I used to love to get lost in a crowd. Crowds are lakes filled with self-organizing pools of activity. For some reason, I started to think about Lake Isabella. I drove there when I was feeling restless. At the lake, unless it was a particularly windy day, the surface was always smooth. It was too small to feel the pull of the moon. Underneath its surface there are two towns, Kernville and Isabella. Lake Isabella is an artificial lake flooded by a dam. The towns still exist in new versions— they just moved. The guitarist for the Doors, Robbie Krieger, lived in Kernville for a while. I also remember the Hendrix song Izabella. It’s a minor classic, and it seems to reflect a sympathy for returning soldiers from Vietnam— “I’m fighting this war for the children and you / And if this war we’ve been fightin’ is true / Soon I’ll be holding you instead of this machine gun.” So often, we miss the ambiguity of fighting a war fueled with hate for love.

I desperately want to believe that deep inside the crowd, there is some kind of love. But humanity is so wide, and so deep, and all we really see is the shallow edge of the lake. That’s where the shallowness and turbulence is. On the edge the water to stirs, beating against the things that stand in the way. It’s shallow, and if you look beneath the surface, you can see what is making it happen. Silt dredged up from the depths makes it difficult and murky, but if you look carefully underneath there are stones. I love to listen to people’s stories. Sometimes, people throw them like stones.

When you see people interacting in groups you see why they gravitate to some people, and avoid others. It’s a game of relationships, a game of value— not just a game of power. Both power and value can be difficult things to see on the shallow end. You try to trust the depths, but you see the pettiness on the edge. Inside everyone, there are broken and jagged stones, waiting to snag you. There are currents that can trap you, and pull you down with them in dangerous riptides. The larger the crowd, the stronger the tide. In might be the pull of the moon. The world is both wide and deep. So are people.

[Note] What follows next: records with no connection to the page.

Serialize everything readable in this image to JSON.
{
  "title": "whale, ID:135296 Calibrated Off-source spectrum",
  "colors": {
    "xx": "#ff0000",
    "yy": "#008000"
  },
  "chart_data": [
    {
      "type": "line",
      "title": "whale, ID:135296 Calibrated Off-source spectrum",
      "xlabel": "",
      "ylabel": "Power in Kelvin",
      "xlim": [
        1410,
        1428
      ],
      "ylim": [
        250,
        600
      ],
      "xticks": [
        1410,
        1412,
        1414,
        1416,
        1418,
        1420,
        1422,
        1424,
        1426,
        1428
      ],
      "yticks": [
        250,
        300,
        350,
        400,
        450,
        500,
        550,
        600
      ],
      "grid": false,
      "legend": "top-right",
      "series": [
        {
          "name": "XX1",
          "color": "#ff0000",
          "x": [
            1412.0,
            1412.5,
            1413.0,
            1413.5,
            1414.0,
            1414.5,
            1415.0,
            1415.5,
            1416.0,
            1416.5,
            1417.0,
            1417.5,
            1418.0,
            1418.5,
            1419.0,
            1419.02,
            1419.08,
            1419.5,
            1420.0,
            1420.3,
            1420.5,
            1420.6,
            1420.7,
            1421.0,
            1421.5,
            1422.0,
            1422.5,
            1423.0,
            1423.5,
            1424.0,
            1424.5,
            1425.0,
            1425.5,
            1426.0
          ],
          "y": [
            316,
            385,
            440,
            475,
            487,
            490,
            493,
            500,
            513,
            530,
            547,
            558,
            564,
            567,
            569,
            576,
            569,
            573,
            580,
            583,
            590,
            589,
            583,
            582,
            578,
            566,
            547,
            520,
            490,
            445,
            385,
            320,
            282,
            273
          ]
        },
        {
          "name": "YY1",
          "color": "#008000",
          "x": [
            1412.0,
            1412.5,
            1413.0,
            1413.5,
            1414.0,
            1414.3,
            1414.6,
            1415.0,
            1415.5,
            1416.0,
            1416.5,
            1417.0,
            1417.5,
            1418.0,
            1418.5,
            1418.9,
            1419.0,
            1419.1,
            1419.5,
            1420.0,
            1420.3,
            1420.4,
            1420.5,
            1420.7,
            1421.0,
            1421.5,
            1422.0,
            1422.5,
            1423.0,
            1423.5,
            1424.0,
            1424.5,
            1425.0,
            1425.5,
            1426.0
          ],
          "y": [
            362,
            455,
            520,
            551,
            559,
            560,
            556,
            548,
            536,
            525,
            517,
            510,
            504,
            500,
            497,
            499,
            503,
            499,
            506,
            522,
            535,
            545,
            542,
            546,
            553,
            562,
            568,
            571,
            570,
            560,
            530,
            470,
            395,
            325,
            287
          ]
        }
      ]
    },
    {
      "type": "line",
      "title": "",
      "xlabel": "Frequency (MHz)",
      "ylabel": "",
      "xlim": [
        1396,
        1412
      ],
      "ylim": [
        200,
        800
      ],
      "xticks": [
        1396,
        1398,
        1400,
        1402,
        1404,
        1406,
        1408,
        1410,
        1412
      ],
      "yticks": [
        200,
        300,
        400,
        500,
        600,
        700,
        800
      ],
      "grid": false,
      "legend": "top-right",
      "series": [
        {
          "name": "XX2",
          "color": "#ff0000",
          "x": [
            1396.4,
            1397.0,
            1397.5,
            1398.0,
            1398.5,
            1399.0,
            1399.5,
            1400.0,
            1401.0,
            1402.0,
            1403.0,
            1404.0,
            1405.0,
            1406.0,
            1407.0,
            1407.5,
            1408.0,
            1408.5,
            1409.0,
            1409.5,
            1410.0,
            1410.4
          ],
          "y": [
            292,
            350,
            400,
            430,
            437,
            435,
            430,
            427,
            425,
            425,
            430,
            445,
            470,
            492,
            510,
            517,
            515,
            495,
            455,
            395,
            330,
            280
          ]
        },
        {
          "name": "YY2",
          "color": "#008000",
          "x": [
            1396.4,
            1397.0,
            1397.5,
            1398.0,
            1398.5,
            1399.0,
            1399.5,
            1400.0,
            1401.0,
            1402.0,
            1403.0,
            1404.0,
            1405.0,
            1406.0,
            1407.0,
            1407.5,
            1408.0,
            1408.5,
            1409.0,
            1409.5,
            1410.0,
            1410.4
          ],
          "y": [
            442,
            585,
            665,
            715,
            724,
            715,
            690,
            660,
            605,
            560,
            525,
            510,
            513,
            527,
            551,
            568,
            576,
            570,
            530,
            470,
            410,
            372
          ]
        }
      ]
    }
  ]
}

Dr. Barb was arguing with me about me being smart. She said that it wasn’t just that I was well read, but that I put things together in ways that other people didn’t. That’s what being smart is supposed to be. I never looked at the lake as carefully as I looked at crowds. Maybe I should have, but I never felt love from a stone. I always found that crowds were a more fertile ground to find anything interesting than animals, rocks, and trees.

2 thoughts on “Wide and Deep”

  1. From a wide person to a very deep person … you certainly have an interesting way of stringing dissimilar thoughts so that the whole is a continuous stream. Fascinating and delightful to dip my toes into.
    Where is Lake Isabel, by the way? It sounds like an intriguing study … two towns asleep beneath the surface. Having been through a flood (and having struggled myself to keep things below the surface), I would think that it would be difficult to keep it all underwater.

  2. Nevermind, Jeff … I found it. You so kindly linked to it and I didn’t take the time to explore. Note the time … pre-caffeine … yeah, I’ll blame it on that.